Rebecca Johnson—You’ve just spent a semester building an online course or preparing for a face-to-face course. After all of your hard work, you sit back and wait to see whether students will enroll. Whether they actually do so is largely beyond your control, but here are a few things to consider.
Engaging the Potential Student
Much of the same advice you’d get about how to engage students in your current class applies to writing a good course description to attract potential students.

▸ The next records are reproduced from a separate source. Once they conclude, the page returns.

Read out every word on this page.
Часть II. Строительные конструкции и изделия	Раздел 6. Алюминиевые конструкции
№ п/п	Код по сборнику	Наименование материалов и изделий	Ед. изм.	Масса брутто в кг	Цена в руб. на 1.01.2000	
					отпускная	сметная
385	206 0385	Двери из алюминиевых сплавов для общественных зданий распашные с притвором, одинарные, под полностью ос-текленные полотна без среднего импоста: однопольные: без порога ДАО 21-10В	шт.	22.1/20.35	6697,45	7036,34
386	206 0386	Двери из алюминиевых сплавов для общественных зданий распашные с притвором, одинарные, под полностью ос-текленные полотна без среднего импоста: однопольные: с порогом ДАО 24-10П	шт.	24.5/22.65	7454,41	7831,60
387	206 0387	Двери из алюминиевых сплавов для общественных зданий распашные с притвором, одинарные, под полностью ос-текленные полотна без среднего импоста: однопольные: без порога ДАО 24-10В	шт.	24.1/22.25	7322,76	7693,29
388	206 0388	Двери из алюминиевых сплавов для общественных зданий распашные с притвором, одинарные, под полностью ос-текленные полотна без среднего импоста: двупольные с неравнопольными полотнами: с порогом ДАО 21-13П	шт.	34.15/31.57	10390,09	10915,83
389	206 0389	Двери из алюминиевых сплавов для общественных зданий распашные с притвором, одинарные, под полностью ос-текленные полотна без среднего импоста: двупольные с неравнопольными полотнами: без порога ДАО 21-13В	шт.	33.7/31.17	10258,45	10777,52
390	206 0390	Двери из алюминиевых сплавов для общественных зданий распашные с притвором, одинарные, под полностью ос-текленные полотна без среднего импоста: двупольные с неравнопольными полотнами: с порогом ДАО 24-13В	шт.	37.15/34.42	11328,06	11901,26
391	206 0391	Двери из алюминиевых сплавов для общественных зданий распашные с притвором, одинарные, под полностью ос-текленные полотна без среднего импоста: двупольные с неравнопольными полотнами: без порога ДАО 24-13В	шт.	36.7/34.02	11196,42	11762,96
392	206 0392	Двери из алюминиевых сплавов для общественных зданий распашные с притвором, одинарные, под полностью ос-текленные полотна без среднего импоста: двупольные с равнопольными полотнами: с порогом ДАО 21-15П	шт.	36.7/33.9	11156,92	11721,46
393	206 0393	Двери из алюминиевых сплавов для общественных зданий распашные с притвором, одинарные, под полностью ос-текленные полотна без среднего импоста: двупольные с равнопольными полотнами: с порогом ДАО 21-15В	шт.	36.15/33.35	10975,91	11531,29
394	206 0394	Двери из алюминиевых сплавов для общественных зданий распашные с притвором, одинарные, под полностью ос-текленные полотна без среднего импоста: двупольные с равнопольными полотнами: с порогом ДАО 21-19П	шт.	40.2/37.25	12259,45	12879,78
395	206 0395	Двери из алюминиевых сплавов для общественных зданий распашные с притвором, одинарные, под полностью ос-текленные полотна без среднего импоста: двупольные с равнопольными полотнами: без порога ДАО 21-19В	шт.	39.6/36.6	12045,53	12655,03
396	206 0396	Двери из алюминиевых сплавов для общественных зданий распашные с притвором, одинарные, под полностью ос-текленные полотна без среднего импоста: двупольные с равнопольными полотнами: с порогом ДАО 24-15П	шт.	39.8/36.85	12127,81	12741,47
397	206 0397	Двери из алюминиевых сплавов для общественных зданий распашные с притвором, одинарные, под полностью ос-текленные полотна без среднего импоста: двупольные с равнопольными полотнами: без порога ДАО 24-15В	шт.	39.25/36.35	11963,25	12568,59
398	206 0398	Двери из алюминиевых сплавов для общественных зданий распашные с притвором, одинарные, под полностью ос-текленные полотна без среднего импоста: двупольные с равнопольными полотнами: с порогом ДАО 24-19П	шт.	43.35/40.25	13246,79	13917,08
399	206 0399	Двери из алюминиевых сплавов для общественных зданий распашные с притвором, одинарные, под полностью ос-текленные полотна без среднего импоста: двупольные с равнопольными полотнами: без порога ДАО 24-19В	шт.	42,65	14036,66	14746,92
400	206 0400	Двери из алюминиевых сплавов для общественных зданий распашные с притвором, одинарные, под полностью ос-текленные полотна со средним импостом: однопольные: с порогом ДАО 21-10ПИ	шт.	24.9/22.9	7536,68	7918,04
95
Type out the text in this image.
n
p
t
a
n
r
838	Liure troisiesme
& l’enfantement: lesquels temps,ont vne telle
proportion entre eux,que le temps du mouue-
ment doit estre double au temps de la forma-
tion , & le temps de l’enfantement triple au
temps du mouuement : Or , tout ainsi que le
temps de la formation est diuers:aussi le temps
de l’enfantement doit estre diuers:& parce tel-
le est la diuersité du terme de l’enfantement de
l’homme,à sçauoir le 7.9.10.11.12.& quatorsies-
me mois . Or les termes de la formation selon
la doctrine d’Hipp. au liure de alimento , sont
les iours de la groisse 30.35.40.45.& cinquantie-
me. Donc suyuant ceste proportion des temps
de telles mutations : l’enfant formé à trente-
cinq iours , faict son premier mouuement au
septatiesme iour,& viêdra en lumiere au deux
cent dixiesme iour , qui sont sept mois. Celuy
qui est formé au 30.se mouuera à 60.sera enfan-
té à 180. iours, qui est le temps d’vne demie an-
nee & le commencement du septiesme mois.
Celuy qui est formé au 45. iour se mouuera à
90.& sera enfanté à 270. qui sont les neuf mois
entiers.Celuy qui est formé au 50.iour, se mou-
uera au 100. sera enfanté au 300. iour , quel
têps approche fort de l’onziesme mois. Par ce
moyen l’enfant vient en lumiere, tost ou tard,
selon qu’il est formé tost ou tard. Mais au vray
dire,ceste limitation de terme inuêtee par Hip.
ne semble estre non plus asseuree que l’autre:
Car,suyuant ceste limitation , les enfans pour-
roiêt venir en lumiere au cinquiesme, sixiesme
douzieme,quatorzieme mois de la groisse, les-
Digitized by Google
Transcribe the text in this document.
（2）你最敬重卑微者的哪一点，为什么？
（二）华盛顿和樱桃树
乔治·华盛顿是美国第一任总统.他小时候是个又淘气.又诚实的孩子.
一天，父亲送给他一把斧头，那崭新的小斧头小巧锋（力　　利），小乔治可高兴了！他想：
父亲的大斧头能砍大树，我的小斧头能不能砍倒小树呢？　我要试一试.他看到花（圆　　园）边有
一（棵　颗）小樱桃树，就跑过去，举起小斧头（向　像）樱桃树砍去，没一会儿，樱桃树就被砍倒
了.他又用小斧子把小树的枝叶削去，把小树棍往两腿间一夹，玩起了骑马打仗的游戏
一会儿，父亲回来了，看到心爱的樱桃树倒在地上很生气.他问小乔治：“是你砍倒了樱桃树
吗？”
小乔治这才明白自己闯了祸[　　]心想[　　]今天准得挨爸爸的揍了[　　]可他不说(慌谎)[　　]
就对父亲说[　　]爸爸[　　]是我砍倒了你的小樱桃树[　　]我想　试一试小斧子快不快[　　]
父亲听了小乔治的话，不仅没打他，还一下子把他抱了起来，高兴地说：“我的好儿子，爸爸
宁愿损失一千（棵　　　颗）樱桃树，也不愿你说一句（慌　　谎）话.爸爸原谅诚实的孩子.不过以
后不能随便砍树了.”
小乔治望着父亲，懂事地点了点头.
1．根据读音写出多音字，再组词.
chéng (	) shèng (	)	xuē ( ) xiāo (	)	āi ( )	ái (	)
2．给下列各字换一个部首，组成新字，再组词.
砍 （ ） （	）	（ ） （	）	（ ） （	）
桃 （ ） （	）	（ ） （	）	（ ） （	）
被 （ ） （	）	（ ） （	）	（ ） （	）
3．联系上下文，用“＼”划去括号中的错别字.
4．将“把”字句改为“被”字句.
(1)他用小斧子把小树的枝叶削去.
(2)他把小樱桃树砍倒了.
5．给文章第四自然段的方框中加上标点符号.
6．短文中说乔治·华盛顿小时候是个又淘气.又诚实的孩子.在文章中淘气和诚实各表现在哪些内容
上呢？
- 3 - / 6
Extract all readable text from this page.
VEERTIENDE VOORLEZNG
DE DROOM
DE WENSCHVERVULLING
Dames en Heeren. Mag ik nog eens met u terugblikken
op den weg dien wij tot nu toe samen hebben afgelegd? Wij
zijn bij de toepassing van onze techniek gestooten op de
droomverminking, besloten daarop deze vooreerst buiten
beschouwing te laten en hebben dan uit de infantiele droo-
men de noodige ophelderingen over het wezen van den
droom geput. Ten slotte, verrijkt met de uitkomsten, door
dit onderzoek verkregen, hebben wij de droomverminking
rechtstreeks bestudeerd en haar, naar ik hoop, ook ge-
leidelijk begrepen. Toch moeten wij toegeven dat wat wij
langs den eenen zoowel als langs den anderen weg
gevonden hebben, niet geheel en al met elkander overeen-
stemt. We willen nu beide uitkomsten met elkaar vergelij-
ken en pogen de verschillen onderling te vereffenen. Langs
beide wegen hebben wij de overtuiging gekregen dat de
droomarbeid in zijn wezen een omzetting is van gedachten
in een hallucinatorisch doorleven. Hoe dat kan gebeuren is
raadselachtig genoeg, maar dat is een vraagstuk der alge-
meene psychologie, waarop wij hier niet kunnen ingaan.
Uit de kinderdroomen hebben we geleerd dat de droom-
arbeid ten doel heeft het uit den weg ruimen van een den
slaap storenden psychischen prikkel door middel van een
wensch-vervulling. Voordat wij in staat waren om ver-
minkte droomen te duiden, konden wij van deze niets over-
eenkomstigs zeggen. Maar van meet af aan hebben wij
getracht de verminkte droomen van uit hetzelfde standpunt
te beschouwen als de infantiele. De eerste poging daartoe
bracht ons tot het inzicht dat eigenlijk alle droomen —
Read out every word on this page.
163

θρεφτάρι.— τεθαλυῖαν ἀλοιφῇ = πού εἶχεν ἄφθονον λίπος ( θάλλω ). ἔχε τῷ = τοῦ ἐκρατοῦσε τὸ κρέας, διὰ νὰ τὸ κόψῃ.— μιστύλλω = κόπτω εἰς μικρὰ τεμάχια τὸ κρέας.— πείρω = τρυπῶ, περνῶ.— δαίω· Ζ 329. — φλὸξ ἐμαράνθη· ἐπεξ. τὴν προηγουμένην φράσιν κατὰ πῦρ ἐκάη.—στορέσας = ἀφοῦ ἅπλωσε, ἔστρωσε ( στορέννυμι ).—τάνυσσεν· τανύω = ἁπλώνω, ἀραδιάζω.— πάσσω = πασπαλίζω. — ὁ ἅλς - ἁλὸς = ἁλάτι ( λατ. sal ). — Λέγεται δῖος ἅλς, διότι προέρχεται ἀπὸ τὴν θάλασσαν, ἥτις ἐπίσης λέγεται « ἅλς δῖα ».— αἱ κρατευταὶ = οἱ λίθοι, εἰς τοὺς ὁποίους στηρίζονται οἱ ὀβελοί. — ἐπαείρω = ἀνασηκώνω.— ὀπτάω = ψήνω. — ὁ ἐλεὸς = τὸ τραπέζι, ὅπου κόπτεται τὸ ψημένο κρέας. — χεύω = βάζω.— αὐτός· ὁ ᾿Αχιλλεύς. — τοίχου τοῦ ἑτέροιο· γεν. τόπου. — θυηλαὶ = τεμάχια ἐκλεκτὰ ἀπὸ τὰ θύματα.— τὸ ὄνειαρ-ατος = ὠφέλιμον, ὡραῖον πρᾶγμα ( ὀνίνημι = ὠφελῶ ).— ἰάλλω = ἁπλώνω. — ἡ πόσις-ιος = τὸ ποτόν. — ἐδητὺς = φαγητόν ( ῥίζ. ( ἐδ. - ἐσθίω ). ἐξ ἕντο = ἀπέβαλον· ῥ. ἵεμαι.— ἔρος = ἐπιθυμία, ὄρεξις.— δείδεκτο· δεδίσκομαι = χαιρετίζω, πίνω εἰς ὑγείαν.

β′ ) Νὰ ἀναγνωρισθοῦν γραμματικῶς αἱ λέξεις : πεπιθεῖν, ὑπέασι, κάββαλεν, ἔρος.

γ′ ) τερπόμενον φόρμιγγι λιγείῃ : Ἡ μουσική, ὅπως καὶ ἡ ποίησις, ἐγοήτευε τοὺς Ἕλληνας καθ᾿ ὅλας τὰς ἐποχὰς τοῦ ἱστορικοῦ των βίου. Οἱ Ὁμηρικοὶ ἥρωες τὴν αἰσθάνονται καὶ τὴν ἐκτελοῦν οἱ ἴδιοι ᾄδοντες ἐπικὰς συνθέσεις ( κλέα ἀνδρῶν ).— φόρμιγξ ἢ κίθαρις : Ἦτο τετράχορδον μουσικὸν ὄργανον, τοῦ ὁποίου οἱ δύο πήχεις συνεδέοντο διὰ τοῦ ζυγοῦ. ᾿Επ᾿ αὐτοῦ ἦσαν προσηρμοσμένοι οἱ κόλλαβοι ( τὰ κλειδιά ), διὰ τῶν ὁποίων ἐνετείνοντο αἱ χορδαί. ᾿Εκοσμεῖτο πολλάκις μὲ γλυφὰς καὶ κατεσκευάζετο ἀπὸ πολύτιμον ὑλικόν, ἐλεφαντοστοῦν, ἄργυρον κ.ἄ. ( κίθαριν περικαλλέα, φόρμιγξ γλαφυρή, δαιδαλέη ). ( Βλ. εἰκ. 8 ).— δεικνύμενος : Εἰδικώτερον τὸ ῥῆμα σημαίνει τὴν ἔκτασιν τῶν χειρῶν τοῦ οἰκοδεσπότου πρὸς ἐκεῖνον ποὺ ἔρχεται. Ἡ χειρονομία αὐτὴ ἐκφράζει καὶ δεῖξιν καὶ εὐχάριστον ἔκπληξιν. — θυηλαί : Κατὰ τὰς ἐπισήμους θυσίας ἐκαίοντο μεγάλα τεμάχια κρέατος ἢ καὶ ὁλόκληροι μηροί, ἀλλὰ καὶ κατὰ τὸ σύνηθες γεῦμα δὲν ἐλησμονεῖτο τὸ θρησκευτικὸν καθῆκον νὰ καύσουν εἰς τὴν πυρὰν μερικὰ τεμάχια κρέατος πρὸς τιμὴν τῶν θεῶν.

What gets you excited to teach this class? Is it a critical question that you’ll tackle with students? Do you help students figure out new ways of solving problems or making sense of the world? Will students pick up particular skills? Keep it simple and descriptive, but spell these out.
A good course description is particularly important if you’re teaching a class that fulfills a requirement for graduation. For example, if a student can satisfy a General Education Elective, Perspective or Science credit by taking your course, you have a chance to describe for students what it means to think like a philosopher, or an art historian, or a political scientist, or a biologist.
Increasing Course Visibility
Recently, RIT’s Department of Criminal Justice asked a number of faculty to develop online courses that could be offered during the summer. They created a flyer to let students know about this new set of classes, and posted it where they knew students would see it. Click the image to view a larger version in a new browser window.
The description of each course is simply a set of critical questions for that course. The course name and code are clearly visible. In fact, Tony Smith and Judy Porter appear on this flyer teaching the same course, but emphasizing their approach to the material. If you plan on making a flyer and your course qualifies for a Gen Ed credit, be sure to emphasize that visually by placing that information near the course title and in a font size similar to the course title.